I allow my design process to be adaptive, I believe it helps me succeed by being flexible both in my own work but when working with cross-functional teams, new or existing work, timelines, and a variety of mediums.

Depending on the project my design process usually falls between Agile, and Design Thinking, though recently I have been focused on Service Design.

DESIGN PROCESS | TL:DR

  • Listen and Ask questions
  • Keep notes
  • Design the Journey and Experience
  • Quickly explore a variety of directions
  • Get Feedback
  • Fine-tune 2-3 directions before you show the client
  • Conduct user tests
  • Design a prototpye
  • Final Feedback and Content pass through
  • Push to Development
  • Test and Iterate
Sergio Slansky Design process is adaptive, borrowing from both agile and sprints.

Set a Baseline

When designing an experience either analog or digital, the baseline needs to be determined as early as possible. I try to find out as much information as I can, through research, asking questions, observing, and listening to both the client and the user, thus creating a strategy for the project. 

Ask Questions

  • Who is your user and how are they going to access the finished product?
  • What does the client want to solve, what are their expectations?
  • Is this a new concept or redesign?
  • What is working vs. what isn’t?
  • What are some examples of visual design or UX that have you appreciated?
  • Does this concept have established design principles, or will they need to be developed?
  • What should the project achieve?
  • In terms of feature sets what do you need, what would you love and what could you live without?
  • What prospective challenges or obstacles could reveal themselves?
  • What is the competition doing and is it working?
  • What is the goal for the end-user (response, emotion, action, intent)
  • What metric will you use to measure success after a week, a month, and years?

Exploration

Whiteboard of User experience journey through personas and user needs.

I want to see what has been done with similar concepts. Finding inspiration and developing a mood board allows the project to breathe and discover its own identity.

Create a logical solution that is unobtrusive to the user experience. The goal is to design an intuitive and minimal fix with minimum input required of the user.

Design user flows that determine how they will interact with the app.
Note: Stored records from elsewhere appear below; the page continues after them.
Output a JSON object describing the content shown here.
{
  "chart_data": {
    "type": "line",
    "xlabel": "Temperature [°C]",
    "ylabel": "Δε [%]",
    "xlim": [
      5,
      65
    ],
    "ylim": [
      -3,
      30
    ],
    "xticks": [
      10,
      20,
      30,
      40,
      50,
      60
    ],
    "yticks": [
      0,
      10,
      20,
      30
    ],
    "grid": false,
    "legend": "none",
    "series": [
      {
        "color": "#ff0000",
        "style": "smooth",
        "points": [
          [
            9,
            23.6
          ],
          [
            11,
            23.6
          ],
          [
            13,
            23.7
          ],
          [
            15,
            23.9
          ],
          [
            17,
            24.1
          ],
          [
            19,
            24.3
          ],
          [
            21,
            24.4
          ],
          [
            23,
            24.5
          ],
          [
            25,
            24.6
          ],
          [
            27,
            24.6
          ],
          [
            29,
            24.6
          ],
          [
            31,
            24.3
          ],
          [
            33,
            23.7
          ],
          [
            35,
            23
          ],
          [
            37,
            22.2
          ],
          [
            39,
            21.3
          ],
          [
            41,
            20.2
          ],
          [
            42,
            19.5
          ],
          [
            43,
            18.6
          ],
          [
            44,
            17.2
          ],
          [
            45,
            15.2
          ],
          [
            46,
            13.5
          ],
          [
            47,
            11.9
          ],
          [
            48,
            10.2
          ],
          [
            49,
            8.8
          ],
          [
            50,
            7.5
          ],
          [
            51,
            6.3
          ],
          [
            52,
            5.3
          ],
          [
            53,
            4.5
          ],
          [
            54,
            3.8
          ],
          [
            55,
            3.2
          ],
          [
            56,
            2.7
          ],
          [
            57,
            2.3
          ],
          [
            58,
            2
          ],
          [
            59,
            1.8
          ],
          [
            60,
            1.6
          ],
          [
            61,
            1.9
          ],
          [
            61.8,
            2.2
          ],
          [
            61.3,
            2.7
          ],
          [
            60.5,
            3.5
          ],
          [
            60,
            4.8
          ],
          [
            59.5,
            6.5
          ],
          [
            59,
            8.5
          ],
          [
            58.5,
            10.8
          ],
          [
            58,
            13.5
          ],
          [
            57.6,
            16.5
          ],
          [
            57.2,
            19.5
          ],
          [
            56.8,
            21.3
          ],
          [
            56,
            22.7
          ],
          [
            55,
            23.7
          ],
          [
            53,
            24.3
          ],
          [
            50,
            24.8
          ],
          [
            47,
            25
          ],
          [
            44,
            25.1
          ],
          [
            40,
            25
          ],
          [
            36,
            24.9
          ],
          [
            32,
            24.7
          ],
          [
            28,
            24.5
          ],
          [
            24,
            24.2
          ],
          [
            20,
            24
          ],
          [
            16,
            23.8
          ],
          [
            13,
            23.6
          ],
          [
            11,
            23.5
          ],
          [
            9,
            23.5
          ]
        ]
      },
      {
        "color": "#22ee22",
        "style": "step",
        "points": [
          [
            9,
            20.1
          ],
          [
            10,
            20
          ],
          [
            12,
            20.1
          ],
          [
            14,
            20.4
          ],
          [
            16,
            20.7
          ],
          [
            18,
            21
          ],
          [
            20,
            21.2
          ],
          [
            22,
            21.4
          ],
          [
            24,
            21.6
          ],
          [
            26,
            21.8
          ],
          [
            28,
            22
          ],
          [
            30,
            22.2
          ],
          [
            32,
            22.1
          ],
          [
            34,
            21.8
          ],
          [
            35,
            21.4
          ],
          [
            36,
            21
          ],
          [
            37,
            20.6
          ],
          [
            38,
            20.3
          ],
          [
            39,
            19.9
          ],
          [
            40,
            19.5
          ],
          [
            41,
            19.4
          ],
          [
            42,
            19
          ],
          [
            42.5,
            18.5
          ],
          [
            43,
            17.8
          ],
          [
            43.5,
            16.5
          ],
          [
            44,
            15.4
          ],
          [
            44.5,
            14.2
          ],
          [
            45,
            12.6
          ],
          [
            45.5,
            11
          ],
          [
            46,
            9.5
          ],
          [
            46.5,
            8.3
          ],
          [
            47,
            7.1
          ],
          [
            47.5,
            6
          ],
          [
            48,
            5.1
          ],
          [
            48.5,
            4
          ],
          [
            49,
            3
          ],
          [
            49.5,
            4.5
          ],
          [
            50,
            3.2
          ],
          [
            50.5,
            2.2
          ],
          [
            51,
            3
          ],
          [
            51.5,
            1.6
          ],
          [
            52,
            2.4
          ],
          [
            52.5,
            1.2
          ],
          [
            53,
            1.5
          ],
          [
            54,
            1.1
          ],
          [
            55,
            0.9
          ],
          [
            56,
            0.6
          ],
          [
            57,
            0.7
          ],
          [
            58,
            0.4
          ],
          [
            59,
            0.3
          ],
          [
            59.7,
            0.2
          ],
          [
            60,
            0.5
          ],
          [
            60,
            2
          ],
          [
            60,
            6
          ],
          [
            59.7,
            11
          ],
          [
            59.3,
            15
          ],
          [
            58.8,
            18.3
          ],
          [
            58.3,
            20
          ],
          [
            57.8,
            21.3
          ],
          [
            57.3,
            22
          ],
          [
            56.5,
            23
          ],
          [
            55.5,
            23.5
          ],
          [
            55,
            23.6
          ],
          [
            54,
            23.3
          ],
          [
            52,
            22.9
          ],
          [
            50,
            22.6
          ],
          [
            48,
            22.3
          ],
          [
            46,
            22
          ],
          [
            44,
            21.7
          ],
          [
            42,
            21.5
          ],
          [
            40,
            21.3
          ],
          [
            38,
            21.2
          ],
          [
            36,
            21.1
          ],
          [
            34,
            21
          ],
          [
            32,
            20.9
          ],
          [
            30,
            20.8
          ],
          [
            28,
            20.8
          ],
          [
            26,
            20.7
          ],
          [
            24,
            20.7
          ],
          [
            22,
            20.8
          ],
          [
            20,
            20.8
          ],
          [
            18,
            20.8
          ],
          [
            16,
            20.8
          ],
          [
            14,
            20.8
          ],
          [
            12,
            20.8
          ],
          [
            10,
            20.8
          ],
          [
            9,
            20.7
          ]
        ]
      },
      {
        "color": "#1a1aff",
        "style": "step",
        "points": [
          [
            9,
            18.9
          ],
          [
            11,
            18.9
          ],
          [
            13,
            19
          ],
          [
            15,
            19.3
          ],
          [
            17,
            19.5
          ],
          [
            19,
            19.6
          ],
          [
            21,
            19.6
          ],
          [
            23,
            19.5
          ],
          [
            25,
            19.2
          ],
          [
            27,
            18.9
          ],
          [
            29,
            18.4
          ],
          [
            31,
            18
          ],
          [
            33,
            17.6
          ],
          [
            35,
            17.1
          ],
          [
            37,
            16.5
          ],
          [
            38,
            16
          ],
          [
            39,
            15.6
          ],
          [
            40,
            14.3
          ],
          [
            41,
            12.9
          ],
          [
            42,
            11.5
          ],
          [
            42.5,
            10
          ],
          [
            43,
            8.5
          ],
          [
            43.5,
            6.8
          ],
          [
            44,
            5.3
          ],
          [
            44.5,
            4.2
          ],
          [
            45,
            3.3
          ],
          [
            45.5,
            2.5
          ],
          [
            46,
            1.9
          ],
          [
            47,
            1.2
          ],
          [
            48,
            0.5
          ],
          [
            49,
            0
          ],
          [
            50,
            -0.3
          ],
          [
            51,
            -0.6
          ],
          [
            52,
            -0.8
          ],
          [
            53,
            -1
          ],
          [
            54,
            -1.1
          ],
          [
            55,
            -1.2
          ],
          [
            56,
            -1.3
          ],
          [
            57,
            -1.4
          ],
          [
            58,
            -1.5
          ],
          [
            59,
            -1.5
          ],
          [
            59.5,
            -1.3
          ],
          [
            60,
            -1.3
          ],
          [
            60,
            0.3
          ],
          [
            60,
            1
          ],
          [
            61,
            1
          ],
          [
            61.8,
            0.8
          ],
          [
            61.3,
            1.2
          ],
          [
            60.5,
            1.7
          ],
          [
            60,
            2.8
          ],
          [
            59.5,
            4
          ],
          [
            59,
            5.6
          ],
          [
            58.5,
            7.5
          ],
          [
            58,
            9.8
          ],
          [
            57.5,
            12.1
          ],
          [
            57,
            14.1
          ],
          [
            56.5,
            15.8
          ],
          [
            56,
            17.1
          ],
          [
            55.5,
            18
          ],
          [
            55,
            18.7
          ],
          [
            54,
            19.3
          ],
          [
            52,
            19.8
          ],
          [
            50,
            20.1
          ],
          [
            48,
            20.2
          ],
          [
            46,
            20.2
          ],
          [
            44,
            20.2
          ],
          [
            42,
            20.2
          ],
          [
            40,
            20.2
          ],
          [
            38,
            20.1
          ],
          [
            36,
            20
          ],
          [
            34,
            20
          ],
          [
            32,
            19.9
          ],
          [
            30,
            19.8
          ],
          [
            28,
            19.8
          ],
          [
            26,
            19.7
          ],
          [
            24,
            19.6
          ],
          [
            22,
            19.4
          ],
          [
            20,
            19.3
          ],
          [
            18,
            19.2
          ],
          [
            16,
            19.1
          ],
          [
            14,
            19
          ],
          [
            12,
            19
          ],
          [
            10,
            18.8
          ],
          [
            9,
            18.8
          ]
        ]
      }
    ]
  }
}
List the users’ end goals and retrace the various ways they could get there and the various challenges they have come across.

Wireframes

Wireframe User Interface

Design low fidelity wireframes to define navigation and structure. (Wireframes serve a few purposes, they act as a blueprint as well as a tangible aid to communicate visual concepts and experiences to better present to a client.)

Get Feedback

Low fidelity wireframes approved.

Design high fidelity mockups (Adobe XD, Illustrator, Photoshop, Sketch). These high fidelity wireframes will focus on the visual representation or look and feel of the app, noting hierarchy, style, and content. (Tools like Invision are a great way to create interactive prototypes that allow designers and clients to test out the wireframe without doing any development work.)

Run a Research Study

It's easy to design a great looking product, but without research, you won't know if it is useable on the user. There are a variety of techniques you can use to run a user research test, it's important to remember to keep the test impartial, and if you run an in-person test, to not ask leading questions.
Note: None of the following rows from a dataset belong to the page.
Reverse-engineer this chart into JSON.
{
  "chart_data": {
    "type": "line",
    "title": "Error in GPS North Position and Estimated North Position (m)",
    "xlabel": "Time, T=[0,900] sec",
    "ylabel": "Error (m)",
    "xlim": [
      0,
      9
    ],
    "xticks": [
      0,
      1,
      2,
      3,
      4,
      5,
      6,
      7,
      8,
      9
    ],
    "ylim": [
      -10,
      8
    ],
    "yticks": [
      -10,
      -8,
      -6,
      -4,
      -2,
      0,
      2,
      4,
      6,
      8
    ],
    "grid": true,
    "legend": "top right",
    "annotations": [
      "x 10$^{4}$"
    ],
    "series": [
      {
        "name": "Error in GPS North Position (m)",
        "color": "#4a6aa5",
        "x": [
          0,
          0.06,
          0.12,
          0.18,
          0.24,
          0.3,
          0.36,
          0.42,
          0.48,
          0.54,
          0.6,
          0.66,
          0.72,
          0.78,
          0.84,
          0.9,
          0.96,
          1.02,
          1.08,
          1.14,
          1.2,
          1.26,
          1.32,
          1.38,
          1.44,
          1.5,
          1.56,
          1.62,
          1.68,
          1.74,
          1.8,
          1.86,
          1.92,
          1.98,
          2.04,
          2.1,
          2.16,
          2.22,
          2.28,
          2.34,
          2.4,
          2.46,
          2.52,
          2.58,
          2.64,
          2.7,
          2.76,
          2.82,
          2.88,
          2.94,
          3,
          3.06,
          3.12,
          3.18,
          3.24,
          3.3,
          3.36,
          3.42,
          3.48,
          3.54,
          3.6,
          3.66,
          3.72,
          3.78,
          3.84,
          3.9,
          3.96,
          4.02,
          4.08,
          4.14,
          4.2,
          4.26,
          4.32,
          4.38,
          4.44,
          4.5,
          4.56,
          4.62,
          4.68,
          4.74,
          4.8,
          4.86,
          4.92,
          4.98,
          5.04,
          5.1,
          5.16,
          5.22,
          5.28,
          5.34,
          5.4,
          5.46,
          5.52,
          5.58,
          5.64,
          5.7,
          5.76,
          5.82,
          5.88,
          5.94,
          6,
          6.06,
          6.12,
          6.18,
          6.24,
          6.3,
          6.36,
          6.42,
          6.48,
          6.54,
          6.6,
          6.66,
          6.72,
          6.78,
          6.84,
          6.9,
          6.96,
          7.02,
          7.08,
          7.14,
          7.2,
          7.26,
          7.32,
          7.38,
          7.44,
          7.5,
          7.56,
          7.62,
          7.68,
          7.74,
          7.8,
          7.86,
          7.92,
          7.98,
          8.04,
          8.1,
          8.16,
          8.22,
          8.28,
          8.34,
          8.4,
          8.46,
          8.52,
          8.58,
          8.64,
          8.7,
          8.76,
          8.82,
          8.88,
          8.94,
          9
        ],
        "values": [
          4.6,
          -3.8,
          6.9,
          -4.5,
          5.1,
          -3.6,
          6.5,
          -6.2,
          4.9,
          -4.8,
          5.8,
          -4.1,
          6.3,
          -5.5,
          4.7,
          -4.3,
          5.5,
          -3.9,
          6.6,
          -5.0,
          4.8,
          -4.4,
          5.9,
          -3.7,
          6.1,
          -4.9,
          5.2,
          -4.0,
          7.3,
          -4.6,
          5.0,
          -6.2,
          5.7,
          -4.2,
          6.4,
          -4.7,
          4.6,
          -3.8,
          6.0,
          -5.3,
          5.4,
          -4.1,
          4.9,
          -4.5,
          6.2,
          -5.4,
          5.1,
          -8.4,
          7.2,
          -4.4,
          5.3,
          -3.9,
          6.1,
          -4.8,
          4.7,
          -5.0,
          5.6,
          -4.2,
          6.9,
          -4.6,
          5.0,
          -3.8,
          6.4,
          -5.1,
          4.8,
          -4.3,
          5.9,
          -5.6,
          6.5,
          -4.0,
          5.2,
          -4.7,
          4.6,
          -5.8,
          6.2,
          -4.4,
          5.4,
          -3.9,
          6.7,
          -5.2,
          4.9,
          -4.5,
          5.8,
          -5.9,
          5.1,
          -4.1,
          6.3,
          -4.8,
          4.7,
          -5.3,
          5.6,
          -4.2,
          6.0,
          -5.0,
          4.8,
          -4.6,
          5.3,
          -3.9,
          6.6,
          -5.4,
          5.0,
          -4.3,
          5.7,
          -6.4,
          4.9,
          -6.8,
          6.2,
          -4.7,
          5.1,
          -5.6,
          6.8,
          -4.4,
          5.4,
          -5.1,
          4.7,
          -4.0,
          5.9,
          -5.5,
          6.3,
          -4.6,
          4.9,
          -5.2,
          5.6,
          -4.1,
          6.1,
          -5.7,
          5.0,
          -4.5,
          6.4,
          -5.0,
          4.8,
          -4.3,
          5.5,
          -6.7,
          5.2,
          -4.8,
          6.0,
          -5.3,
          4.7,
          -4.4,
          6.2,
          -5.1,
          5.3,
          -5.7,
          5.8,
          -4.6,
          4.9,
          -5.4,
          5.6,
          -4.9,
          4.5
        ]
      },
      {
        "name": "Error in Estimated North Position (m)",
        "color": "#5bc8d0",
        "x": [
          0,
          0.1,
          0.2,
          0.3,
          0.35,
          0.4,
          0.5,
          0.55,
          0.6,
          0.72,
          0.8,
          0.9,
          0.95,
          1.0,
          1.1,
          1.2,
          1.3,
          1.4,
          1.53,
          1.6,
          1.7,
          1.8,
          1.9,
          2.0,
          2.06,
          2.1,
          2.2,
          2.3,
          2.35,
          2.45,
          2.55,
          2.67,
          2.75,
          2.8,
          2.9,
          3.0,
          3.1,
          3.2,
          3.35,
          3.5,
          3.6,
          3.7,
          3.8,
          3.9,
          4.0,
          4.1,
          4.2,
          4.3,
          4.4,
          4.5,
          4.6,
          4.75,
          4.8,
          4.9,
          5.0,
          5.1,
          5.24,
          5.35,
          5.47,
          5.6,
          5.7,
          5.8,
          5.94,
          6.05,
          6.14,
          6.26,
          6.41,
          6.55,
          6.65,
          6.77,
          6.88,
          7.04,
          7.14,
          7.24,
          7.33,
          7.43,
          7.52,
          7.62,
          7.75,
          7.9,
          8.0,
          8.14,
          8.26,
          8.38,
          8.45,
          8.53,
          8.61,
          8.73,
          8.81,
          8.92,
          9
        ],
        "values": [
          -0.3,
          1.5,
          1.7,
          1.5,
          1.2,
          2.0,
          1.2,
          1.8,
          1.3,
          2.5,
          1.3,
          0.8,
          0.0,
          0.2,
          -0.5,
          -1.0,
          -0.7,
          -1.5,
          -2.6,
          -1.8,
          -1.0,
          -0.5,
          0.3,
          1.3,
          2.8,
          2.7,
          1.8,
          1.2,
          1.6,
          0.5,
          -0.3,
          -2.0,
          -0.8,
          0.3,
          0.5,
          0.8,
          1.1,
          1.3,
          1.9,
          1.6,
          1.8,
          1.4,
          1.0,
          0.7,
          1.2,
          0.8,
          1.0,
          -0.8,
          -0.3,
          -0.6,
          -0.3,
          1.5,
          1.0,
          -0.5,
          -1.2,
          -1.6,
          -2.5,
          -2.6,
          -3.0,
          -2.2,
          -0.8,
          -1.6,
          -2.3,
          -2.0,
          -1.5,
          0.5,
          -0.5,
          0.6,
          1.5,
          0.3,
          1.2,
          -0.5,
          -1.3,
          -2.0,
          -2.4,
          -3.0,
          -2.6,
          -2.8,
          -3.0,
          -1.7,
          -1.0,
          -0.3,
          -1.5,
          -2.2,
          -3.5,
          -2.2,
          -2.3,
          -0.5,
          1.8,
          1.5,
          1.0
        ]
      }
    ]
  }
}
I love in-person tests and have been lucky to have been in a few of them. It's really interesting to see people's reactions first hand to a product that you've designed even if it's just a click test with an Invision or Principle prototype.

Synthesize Results

Run a synthesis session where you break out all the notes into similar themes and then prioritize actions. It's vital that you remain the user's advocate - the results could mean additional work or even pushing launch dates.

Prototype

Depending on the project a prototype could be an updated Invision or Principle prototype, but lately, I've been moving into code and creating the front-end experience that can be handed off to a full-stack developer to implement all of the functionality.

Handoff

Invision makes handing designs off to developers incredibly easy, but here are a few tips to remember.

  • Make sure to make all of the visual assets (images, illustrations, icons) exportable.
  • Leave comments wherever there are interactions or places someone would have to infer something is happening on screen.
  • Name your artboards, pages, and layers
  • Create a style guide for the developers to reference for typography, color, and reusable components (buttons, inputs, headers, etc.)

Develop

Rest easy, it's in someone else's hands now.

Analytics

Digital or analog products will have metrics and goals - remember to keep track of them through tools like MailChimp, campaign monitor, new relic, Google Analytics, Pingdom, etc.

Iterate and Grow

Listen and track feedback, create a backlog that tracks updates that you can prioritize amongst other new features.